Keep in mind, that if neither of these flags are set, i.e. you using default settings, performance is 4-5 times less than optimal, and fails to about 1 - 1.2 mln blocks per second for worst case scenario (single instance used by multiple threads). Interesting enough, performance of my desktop in this case is twice LESS than that of laptop.
And one more thing for advanced users Instead of calling "write" function that will copy passed buffer to the shared memory (to be read via copy again by "read" function), you can use 2 additional functions with the following use pattern:
BlockWriteDescriptor descriptor;
if (void* buf = ipc.acquireBlock(descriptor))
{
if (!(new (buf) MyType(<....>))))
//<Error. Mark this block somehow as unusable, i.e. zero it out>
ipc.releaseLockedBlock(descriptor);
}
//....
// somewhere else:
BlockReadDescriptor descriptor;
if (void* buf = ipc.acquireBlock(descriptor))
{
MyType* myVar = (MyType*)descriptor.result;
<... do someting with myVar ...>
myVar.~MyType();
ipc.releaseLockedBlock(descriptor);
}
Keep in mind, that all time between acquireBlock
and releaseLockedBlock
IPC might have other threads waiting, so use extreme caution and use this ability only if you know what you are doing. You might want to use it if you want to avoid memory fragmentation and save time on copying - this way you have only one memory manipulation (during call to "new") instead of 2 copies. But again - you were warned: this is extremely dangerous functionality, use with care.
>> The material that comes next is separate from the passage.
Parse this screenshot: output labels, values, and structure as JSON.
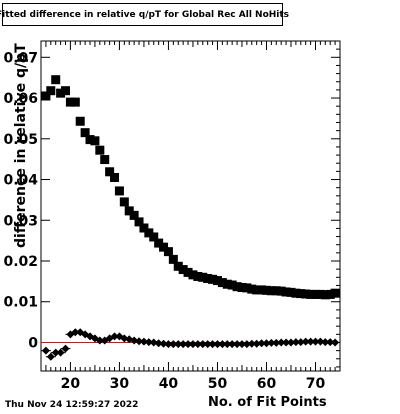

Also, this code is suited for VC++ 2010 and newer. If you want to use older compilers, please do the following:
- remove include for <stdint.h>
- add the following define (of course, inside #ifndef/#endif):
#define uint32_t unsigned long
to_wstring
" with some other function (like "sprintf
", for example).That's it, and happy coding!
Updates:
07/15/2013: Version 1.1 - 2 bugfixes, both were prominent when INFINITE timeout was specified:
1) optional handle "stopOn" was ignored when INFINITE timeout was specified;
2) due to race conditions writer was not always informing reader that write operation was completed, thus causing reader to hang forever on the last unread block when INFINITE timeout was specified.